Los hippies y la psicodelia adoptaron el LSD. Los viajes lisérgicos muchas veces terminaron mal. Los colores llamativos, las formas fluidas y ondulantes, las visiones se incorporaron a la narrativa visual de fines de los sesenta
Sin embargo alertaba sobre los efectos inesperados. Nadie sabía, en realidad, cuáles podían ser los efectos de un viaje. Depresión, experiencias terroríficas, deseos suicidas. Ese era el gran riesgo.

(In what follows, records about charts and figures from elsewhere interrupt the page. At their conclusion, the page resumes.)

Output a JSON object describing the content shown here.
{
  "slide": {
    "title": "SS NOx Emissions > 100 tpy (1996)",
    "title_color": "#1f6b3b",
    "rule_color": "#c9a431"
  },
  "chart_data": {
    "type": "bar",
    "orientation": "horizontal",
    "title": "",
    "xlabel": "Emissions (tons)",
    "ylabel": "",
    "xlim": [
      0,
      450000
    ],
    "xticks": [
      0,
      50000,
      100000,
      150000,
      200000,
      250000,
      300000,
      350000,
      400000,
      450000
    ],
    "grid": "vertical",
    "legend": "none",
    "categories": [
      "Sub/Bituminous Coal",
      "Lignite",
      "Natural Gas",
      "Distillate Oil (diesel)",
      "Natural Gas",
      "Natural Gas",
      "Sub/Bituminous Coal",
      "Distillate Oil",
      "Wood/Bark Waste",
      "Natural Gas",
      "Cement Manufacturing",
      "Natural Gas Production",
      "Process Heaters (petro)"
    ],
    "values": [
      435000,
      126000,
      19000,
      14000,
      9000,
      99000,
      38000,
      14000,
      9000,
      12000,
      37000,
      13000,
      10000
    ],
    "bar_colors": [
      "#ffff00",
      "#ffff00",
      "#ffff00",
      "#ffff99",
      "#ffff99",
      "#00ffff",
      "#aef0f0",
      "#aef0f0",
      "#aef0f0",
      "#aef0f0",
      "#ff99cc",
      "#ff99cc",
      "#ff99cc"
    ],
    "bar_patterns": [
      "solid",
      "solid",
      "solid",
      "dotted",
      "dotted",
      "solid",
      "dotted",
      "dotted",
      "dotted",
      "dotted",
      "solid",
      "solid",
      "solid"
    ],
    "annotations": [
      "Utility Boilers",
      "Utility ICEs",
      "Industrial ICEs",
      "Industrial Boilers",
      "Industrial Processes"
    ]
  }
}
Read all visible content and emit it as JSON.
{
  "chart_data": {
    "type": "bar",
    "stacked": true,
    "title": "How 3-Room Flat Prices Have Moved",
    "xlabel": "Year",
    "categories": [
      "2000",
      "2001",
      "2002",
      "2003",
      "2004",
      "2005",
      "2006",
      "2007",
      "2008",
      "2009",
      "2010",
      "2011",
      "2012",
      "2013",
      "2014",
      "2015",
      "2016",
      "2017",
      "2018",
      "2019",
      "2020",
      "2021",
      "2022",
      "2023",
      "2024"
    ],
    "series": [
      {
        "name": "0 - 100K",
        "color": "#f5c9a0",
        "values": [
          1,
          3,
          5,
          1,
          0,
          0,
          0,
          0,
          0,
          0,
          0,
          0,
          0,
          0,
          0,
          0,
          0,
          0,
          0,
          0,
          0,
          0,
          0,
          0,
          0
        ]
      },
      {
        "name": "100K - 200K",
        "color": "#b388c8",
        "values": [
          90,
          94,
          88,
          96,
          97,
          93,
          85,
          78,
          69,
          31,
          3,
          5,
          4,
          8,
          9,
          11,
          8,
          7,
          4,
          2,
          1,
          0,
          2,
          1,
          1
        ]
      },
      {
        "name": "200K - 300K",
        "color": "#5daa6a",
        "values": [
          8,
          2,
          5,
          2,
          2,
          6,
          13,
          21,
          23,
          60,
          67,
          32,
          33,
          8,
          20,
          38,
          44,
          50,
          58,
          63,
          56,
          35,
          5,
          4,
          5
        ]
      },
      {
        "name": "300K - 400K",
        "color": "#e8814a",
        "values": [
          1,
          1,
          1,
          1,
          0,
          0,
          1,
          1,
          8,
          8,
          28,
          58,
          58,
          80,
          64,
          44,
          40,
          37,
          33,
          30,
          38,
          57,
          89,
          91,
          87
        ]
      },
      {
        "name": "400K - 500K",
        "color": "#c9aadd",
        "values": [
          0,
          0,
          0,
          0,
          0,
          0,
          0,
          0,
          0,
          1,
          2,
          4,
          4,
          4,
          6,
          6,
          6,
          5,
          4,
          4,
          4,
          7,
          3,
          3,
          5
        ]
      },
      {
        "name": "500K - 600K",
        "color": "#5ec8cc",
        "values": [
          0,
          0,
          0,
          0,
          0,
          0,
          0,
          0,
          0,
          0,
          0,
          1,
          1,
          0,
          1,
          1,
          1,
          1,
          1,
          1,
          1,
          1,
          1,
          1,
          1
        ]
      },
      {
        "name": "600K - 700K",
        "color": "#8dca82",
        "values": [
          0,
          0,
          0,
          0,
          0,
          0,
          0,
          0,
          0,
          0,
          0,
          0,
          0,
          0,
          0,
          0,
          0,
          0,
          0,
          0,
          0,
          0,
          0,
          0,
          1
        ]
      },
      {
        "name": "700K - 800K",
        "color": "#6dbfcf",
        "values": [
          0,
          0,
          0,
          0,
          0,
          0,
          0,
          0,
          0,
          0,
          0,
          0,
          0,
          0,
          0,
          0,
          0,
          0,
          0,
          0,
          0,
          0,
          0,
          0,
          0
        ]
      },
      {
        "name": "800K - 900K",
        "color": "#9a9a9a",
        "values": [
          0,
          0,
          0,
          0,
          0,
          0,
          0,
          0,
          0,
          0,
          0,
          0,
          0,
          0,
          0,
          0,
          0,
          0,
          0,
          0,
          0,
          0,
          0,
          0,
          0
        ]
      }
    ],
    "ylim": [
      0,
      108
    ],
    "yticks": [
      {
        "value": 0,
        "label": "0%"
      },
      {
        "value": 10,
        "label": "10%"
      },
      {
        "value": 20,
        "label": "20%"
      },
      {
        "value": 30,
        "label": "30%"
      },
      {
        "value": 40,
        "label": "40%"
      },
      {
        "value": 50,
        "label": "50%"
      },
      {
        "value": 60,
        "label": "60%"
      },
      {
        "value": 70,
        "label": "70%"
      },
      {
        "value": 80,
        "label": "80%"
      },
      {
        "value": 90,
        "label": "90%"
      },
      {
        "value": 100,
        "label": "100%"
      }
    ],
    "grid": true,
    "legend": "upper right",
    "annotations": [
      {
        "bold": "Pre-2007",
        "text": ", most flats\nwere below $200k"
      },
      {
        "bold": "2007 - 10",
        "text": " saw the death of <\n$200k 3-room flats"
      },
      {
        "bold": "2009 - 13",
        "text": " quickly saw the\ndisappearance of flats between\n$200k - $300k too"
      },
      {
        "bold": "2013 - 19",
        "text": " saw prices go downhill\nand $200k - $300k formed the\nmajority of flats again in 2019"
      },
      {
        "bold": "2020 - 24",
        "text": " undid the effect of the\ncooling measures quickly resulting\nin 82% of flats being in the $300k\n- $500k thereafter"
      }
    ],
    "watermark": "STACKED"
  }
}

En los años sesenta se opuso al uso de la droga con fines meramente recreativos. Se preocupaba por el desdén frente a su poder. Alertaba contra los que alentaban el uso indiscriminado. Quería evitar los cerebros freídos. Sentía que los hippies que se habían apropiado del LSD lo banalizaban. Y los culpaba de que la sustancia hubiera sido prohibida y que no se permitiera su uso con fines terapéuticos.
Para él debía tenerse con el LSD la misma relación que tenían los pueblos primitivos con las plantas sagradas. Respetuosa, cautelosa, reverencial, espaciada en un ámbito de cuidado, con una búsqueda espiritual.
Consideraba su descubrimiento como una medicina para el alma.
En sus últimos años de su vida dejó de utilizar LSD. “Ya experimenté demasiado”, dijo. Y sólo aceptó que podría volver a la experiencia lisérgica nada más que en un momento cercano a la muerte, como había hecho en su momento Aldous Huxley (uno de sus amigos psicodélicos como Allen Gisnberg o Ken Kesey, aunque este le parecía demasiado egocéntrico y exhibicionista), que aquejado por un invasivo cáncer de garganta le pidió a su esposa que le suministrara LSD en sus momentos finales, una despedida alucinógena, caleidoscópica y lisérgica.
Albert Hofmann fue un científico muy respetado y prestigioso. Dirigió el departamento de investigación de medicinas naturales del laboratorio hasta su jubilación, integró el Comité Nobel, la Academia Mundial de Ciencias, publicó centenares de trabajos científicos y hasta fue nombrado en el 2006 como el mayor genio vivo por el diario británico The Telegraph.
Nadie puede afirmar que la longevidad es uno de los efectos del LSD. Sin embargo, Albert Hofmann vivió 102 años. Murió el 29 de abril de 2008, quince años atrás, en Basilea.